We run unbiased phenotypic screens in our human cardiac disease models to identify compounds that produce meaningful, disease-modifying effects, without necessarily relying on prior knowledge of the target. This approach allows us to capture complex biology and discover first-in-class compounds that might be missed in traditional target-driven approaches.
We actively in-license promising lead compounds from external sources. We focus on assets with a strong mechanistic rationale, preliminary in vitro proof-of-concept data, and a validated target hypothesis. These assets are then further validated and optimized using our platform to accelerate their path toward clinical development.
We seek strategic partnerships with pharma and biotech companies focused on developing novel small molecule or nucleotide therapies for heart failure. By integrating our human-centric drug discovery platform with industry leaders’ therapeutic expertise, complementary technologies, and development capabilities, we aim to accelerate breakthrough treatments and deliver them more efficiently.
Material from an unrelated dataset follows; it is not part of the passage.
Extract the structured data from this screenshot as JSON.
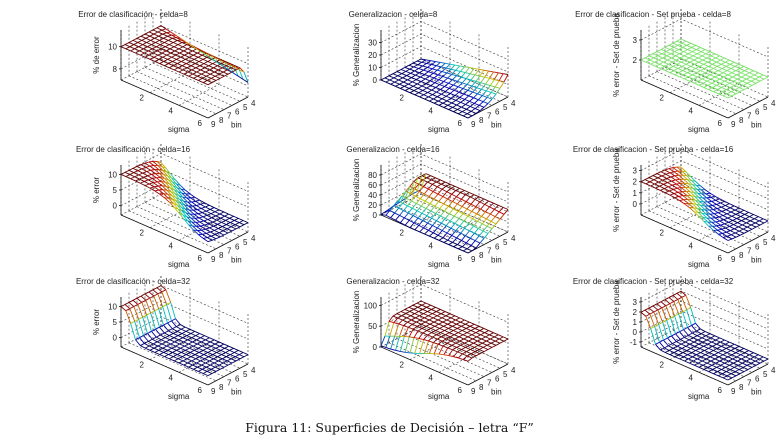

We engage with leading academic innovators working on next-generation therapeutics for heart failure. Through co-development or in-licensing opportunities, we seek to translate pioneering research into clinically viable drug candidates—leveraging our platform to de-risk early-stage assets and streamline their progression toward the clinic.
We partner with technology providers that enhance our platform across key areas such as assay development, high-throughput compound screening, data analytics, and AI-driven drug discovery. Specifically, we’re looking for collaborators offering capabilities in target prediction, chemo-informatics, and molecular design to strengthen our ability to generate and optimize novel small molecule therapies.